The overall sustained virological response (SVR) rate was 57% (71% genotype non-1 versus 36% genotype 1), and was similar in active injectors (63%) and non-injectors (53%). The psychological profile of patients based on validated instruments did not change on therapy. The pattern and frequency of adverse effects were comparable to non-opioid replacement patients. Eighty-five per cent of patients were adherent to therapy by 80/80/80 criteria and only two patients who had an end-of-treatment response relapsed, one of whom was not an active injector.
Patients on opioid replacement therapy, even if they continue to inject actively, can achieve comparable sustained virological response rates to other populations with pegylated interferon alpha-2a and ribavirin therapy, suffer no excess rates of adverse effects or psychological complications and have good adherence to therapy.

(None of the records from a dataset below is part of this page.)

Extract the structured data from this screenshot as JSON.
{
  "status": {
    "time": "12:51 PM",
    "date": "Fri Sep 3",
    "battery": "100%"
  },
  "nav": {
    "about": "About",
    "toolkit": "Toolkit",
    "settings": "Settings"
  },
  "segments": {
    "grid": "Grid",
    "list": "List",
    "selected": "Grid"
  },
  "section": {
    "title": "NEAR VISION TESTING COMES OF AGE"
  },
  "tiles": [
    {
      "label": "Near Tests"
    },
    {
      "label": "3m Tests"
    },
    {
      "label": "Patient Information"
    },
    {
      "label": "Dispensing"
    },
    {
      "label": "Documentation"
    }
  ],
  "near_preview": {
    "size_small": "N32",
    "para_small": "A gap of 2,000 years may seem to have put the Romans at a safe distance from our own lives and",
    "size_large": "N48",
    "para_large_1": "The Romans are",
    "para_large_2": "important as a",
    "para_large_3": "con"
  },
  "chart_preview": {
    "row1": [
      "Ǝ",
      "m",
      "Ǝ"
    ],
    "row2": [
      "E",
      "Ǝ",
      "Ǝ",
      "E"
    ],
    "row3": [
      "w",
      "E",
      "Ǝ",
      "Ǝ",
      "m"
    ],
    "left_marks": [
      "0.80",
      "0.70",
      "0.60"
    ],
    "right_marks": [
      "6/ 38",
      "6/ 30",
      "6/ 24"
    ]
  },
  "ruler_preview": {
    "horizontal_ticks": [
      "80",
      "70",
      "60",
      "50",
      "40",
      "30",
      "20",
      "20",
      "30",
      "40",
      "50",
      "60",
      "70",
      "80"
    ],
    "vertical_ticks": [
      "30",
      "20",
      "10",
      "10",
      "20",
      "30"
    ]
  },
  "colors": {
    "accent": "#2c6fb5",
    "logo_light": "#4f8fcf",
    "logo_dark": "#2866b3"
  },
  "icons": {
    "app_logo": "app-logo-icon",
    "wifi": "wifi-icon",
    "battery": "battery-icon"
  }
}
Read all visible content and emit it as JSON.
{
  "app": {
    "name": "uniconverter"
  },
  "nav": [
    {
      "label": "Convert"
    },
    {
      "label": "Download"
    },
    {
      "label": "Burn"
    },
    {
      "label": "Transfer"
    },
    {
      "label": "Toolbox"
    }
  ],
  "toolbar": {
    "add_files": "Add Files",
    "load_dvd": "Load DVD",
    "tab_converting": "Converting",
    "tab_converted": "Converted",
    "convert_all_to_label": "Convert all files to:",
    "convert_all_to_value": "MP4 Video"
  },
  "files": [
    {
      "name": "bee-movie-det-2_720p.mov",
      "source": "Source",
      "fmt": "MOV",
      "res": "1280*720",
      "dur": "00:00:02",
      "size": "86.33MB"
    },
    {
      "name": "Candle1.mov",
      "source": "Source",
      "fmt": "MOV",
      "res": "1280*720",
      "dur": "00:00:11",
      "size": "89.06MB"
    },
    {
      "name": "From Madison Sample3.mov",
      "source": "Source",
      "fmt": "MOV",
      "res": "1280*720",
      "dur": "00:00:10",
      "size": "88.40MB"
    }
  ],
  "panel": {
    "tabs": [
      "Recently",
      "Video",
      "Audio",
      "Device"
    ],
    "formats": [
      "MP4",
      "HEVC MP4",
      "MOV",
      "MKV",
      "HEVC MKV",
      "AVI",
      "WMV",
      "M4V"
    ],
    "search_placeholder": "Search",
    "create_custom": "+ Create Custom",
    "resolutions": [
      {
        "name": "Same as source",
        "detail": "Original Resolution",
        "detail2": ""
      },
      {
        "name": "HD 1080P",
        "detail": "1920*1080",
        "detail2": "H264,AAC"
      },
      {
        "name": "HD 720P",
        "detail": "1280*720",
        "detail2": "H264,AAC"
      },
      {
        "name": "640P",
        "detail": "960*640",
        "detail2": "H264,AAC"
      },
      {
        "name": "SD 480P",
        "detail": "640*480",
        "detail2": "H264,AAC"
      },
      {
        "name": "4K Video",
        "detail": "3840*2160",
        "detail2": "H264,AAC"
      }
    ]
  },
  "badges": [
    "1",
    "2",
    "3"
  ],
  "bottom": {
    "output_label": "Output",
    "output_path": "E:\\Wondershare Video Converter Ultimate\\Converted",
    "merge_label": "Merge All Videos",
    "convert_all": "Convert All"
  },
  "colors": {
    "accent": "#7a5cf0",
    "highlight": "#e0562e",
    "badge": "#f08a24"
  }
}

评估在接受阿片类药物替代治疗的三级肝炎诊所就诊的慢性丙型肝炎(HCV)患者的治疗效果、安全性和依从性。
非随机、开放性研究。参与者接受聚乙二醇干扰素α-2a 和基于体重的利巴韦林治疗 24 周(非 1 基因型,n = 31)或 48 周(1 基因型,n = 22)。
澳大利亚四家三级医院肝炎诊所。
53 名正在接受阿片类药物替代治疗的慢性 HCV 患者。
监测患者的病毒学应答、不良事件和依从性。还使用两种经过验证的工具(MINI 和 BDI-II)在研究前后对他们进行精神疾病筛查。
总的持续病毒学应答(SVR)率为 57%(非 1 基因型为 71%,1 基因型为 36%),在活跃注射者(63%)和非注射者(53%)中相似。基于验证工具的患者心理特征在治疗过程中没有改变。不良事件的模式和频率与非阿片类药物替代患者相似。85%的患者符合 80/80/80 标准的治疗依从性,仅有两名治疗结束时应答的患者复发,其中一名并非活跃注射者。
接受阿片类药物替代治疗的患者,即使继续积极注射,也能达到与其他人群相当的聚乙二醇干扰素α-2a 和利巴韦林治疗的持续病毒学应答率,不会增加不良反应或心理并发症的发生率,并且具有良好的治疗依从性。